George H.W. Bush, who died Nov. 30, 2018 at the age of 94, served the government in various roles before he was elected president in 1988.
In 1971, Bush had recently lost a bid for election to the Senate, and was serving as President Richard Nixon’s ambassador to the United Nations, a role he filled until 1973.
It wasn’t an easy job: when LIFE Magazine caught up with him, it was at the tense moment that the United Nations decided to admit “Red China” as a member in place of the Nationalist government based in Taipei. Bush, then 47, was an advocate of the “two-China solution,” of keeping both governments in the international organization. Bush was hissed at and booed by other ambassadors, and LIFE reported that even his wife, Barbara Bush, who died at 92 on April 17, 2018, was “sneered at” as she sat crocheting in the gallery.
For observers, however, Bush’s attitude in the face of the significant setback was telling. Though some had doubted whether he was appropriate for the U.N. job—his diplomatic experience at the time of his appointment was pretty much zero—Bush had quickly shown that he made up for that gap in “wit, stamina and enthusiasm.”

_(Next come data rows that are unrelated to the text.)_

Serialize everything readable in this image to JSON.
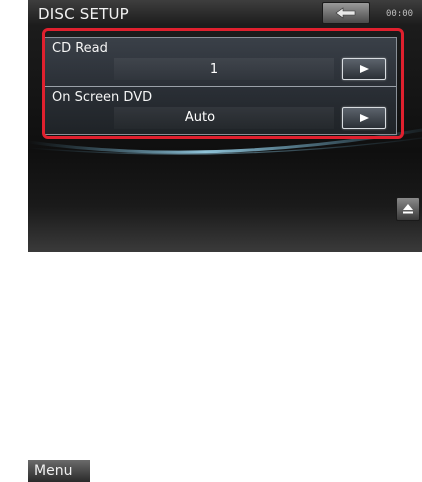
{
  "header": {
    "title": "DISC SETUP",
    "clock": "00:00",
    "back_icon": "back-arrow-icon"
  },
  "settings": [
    {
      "label": "CD Read",
      "value": "1",
      "button_icon": "right-triangle-icon"
    },
    {
      "label": "On Screen DVD",
      "value": "Auto",
      "button_icon": "right-triangle-icon"
    }
  ],
  "footer": {
    "menu_label": "Menu",
    "side_icon": "eject-icon"
  },
  "colors": {
    "highlight": "#e0202e",
    "background": "#0f0f0f",
    "text": "#ffffff"
  }
}
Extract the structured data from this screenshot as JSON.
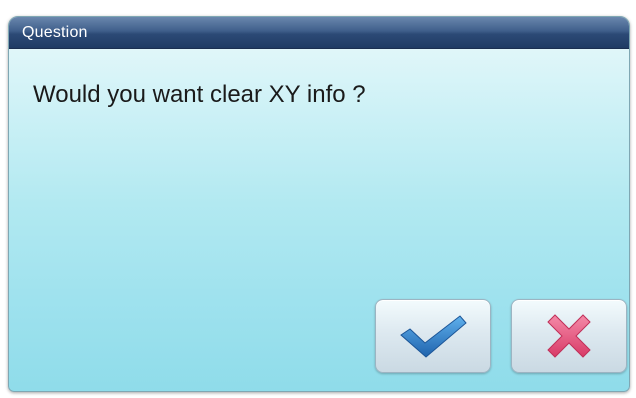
{
  "dialog": {
    "title": "Question",
    "message": "Would you want clear XY info ?"
  },
  "buttons": {
    "confirm_icon": "check-icon",
    "cancel_icon": "close-icon"
  },
  "colors": {
    "title_bar": "#2c4a76",
    "dialog_body": "#b2e9f1",
    "check": "#2f7fc8",
    "cross": "#e6507a"
  }
}
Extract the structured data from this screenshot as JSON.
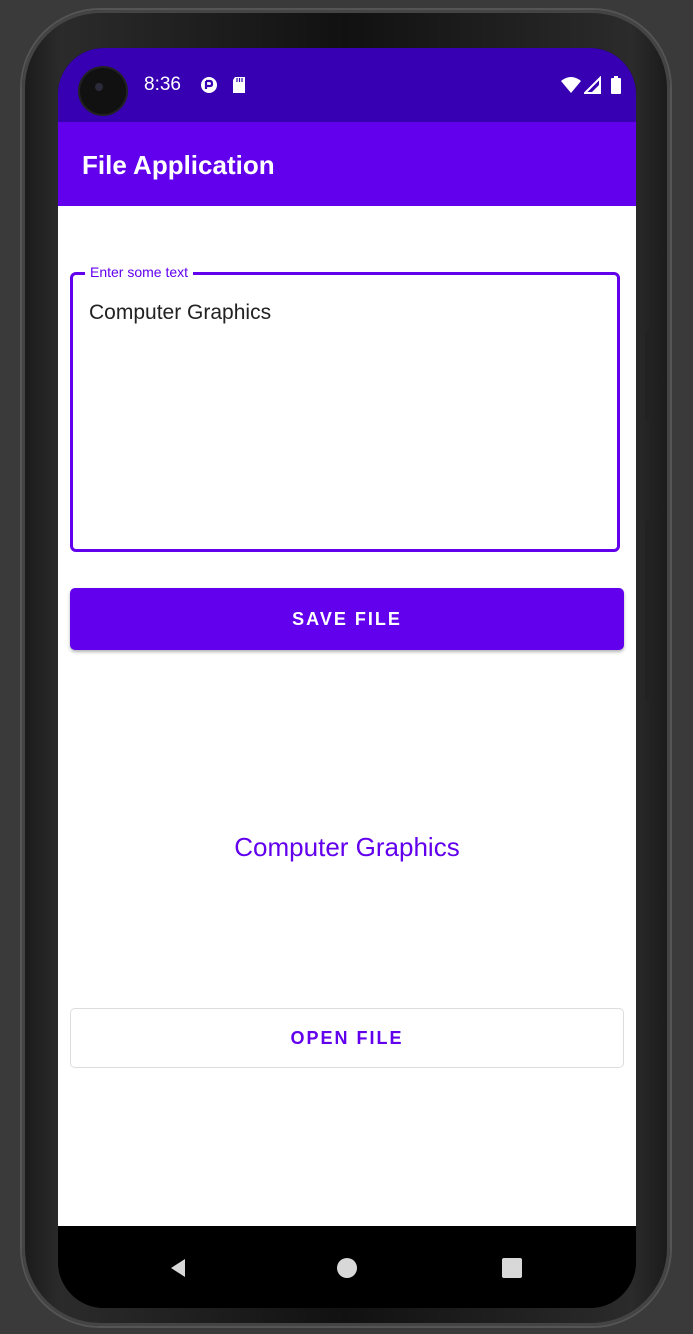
{
  "status_bar": {
    "time": "8:36",
    "icons": [
      "camera-hole-icon",
      "sync-icon",
      "sd-card-icon",
      "wifi-icon",
      "signal-icon",
      "battery-icon"
    ]
  },
  "app_bar": {
    "title": "File Application"
  },
  "text_field": {
    "label": "Enter some text",
    "value": "Computer Graphics"
  },
  "save_button": {
    "label": "SAVE FILE"
  },
  "output_text": "Computer Graphics",
  "open_button": {
    "label": "OPEN FILE"
  },
  "nav_bar": {
    "icons": [
      "back-icon",
      "home-icon",
      "recents-icon"
    ]
  },
  "colors": {
    "primary": "#6200ee",
    "primary_dark": "#3700b3",
    "background": "#ffffff"
  }
}
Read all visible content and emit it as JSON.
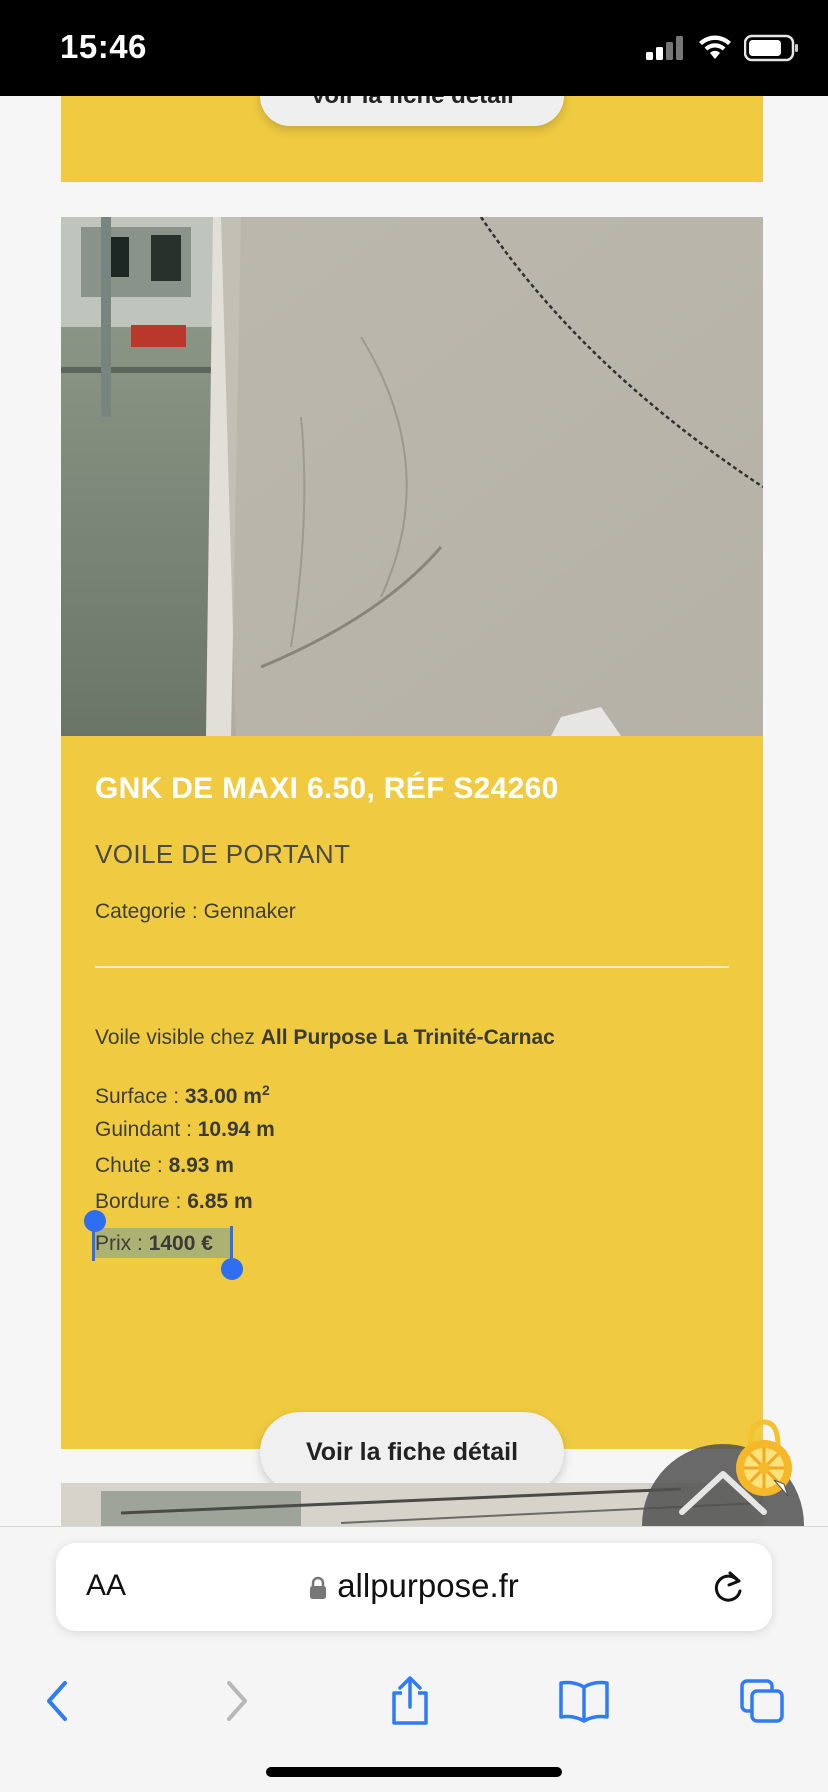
{
  "status_bar": {
    "time": "15:46"
  },
  "previous_card": {
    "button_label": "Voir la fiche détail"
  },
  "card": {
    "title": "GNK DE MAXI 6.50, RÉF S24260",
    "subtitle": "VOILE DE PORTANT",
    "category_label": "Categorie :",
    "category_value": "Gennaker",
    "location_label": "Voile visible chez",
    "location_value": "All Purpose La Trinité-Carnac",
    "specs": [
      {
        "label": "Surface :",
        "value": "33.00 m",
        "sup": "2"
      },
      {
        "label": "Guindant :",
        "value": "10.94 m",
        "sup": ""
      },
      {
        "label": "Chute :",
        "value": "8.93 m",
        "sup": ""
      },
      {
        "label": "Bordure :",
        "value": "6.85 m",
        "sup": ""
      }
    ],
    "price_label": "Prix :",
    "price_value": "1400 €",
    "button_label": "Voir la fiche détail"
  },
  "browser": {
    "aa_label": "AA",
    "url": "allpurpose.fr"
  },
  "colors": {
    "card_yellow": "#f0cb41",
    "selection_blue": "#2d6ff0",
    "safari_blue": "#2f7cf6"
  },
  "icons": [
    "signal-icon",
    "wifi-icon",
    "battery-icon",
    "lock-icon",
    "reload-icon",
    "back-icon",
    "forward-icon",
    "share-icon",
    "bookmarks-icon",
    "tabs-icon",
    "scroll-top-icon",
    "lifebuoy-icon"
  ]
}
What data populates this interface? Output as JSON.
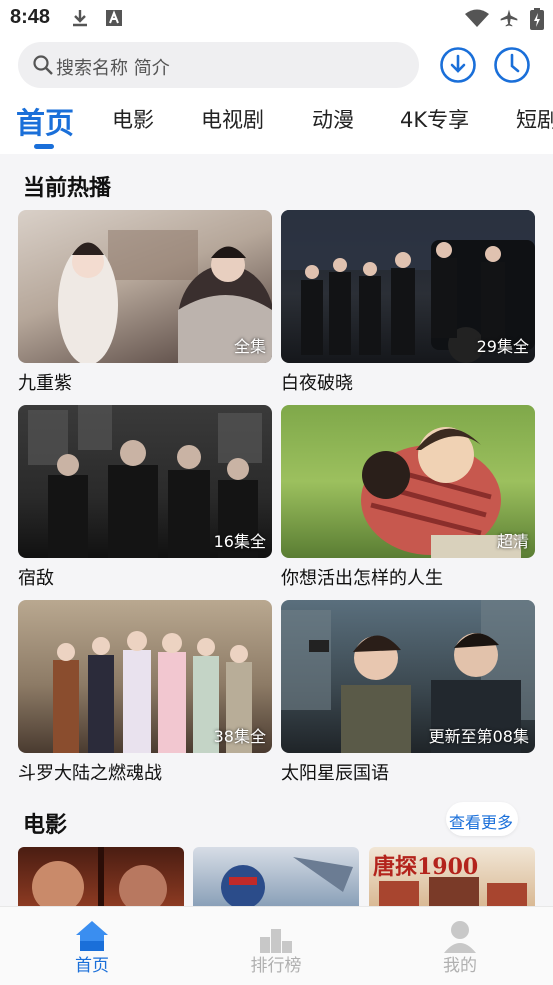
{
  "status_bar": {
    "time": "8:48"
  },
  "search": {
    "placeholder": "搜索名称 简介"
  },
  "tabs": [
    "首页",
    "电影",
    "电视剧",
    "动漫",
    "4K专享",
    "短剧"
  ],
  "sections": [
    {
      "title": "当前热播",
      "items": [
        {
          "title": "九重紫",
          "badge": "全集"
        },
        {
          "title": "白夜破晓",
          "badge": "29集全"
        },
        {
          "title": "宿敌",
          "badge": "16集全"
        },
        {
          "title": "你想活出怎样的人生",
          "badge": "超清"
        },
        {
          "title": "斗罗大陆之燃魂战",
          "badge": "38集全"
        },
        {
          "title": "太阳星辰国语",
          "badge": "更新至第08集"
        }
      ]
    },
    {
      "title": "电影",
      "more_label": "查看更多",
      "poster_texts": [
        "唐探1900"
      ]
    }
  ],
  "bottom_nav": [
    {
      "label": "首页",
      "icon": "home-icon",
      "active": true
    },
    {
      "label": "排行榜",
      "icon": "podium-icon",
      "active": false
    },
    {
      "label": "我的",
      "icon": "user-icon",
      "active": false
    }
  ],
  "colors": {
    "accent": "#1a6fd9",
    "background": "#f5f5f7",
    "inactive": "#b0b0b0"
  }
}
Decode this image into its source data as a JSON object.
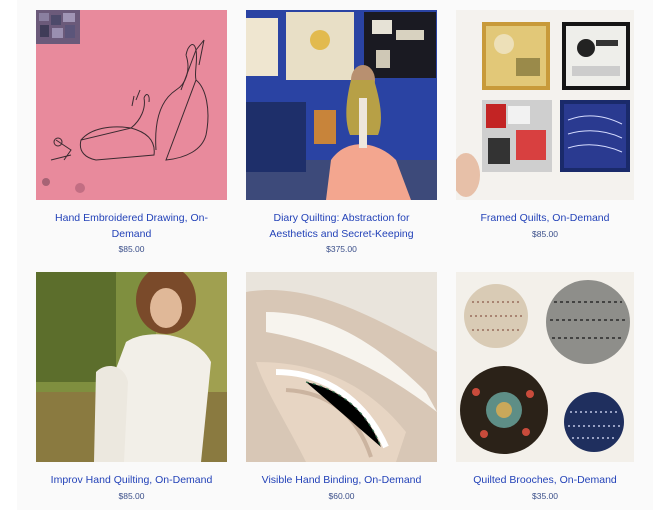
{
  "products": [
    {
      "title": "Hand Embroidered Drawing, On-Demand",
      "price": "$85.00"
    },
    {
      "title": "Diary Quilting: Abstraction for Aesthetics and Secret-Keeping",
      "price": "$375.00"
    },
    {
      "title": "Framed Quilts, On-Demand",
      "price": "$85.00"
    },
    {
      "title": "Improv Hand Quilting, On-Demand",
      "price": "$85.00"
    },
    {
      "title": "Visible Hand Binding, On-Demand",
      "price": "$60.00"
    },
    {
      "title": "Quilted Brooches, On-Demand",
      "price": "$35.00"
    }
  ],
  "colors": {
    "link": "#2342b8",
    "price": "#3b4f8a",
    "background": "#fafafa"
  }
}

“In trying to save Taiwan’s seat,” the magazine noted, “he had set what must be a U.N. track record for personal effort.” His attitude every day was a model of go-get-‘em, as he raced to and from meetings, collapsing at the end of a long day knowing that even though he was sometimes so tired that he said he wanted to cry, he would do it all over again tomorrow.
The magazine ended up only publishing images of Bush at work, but photographer Leonard McCombe also captured the balance of Bush’s life—the home and family that he left behind when he went off to New York to the United Nations. As these images make clear, the future President whose “wit, stamina and enthusiasm” impressed the international community had no shortage of enthusiasm for the rest of life as well.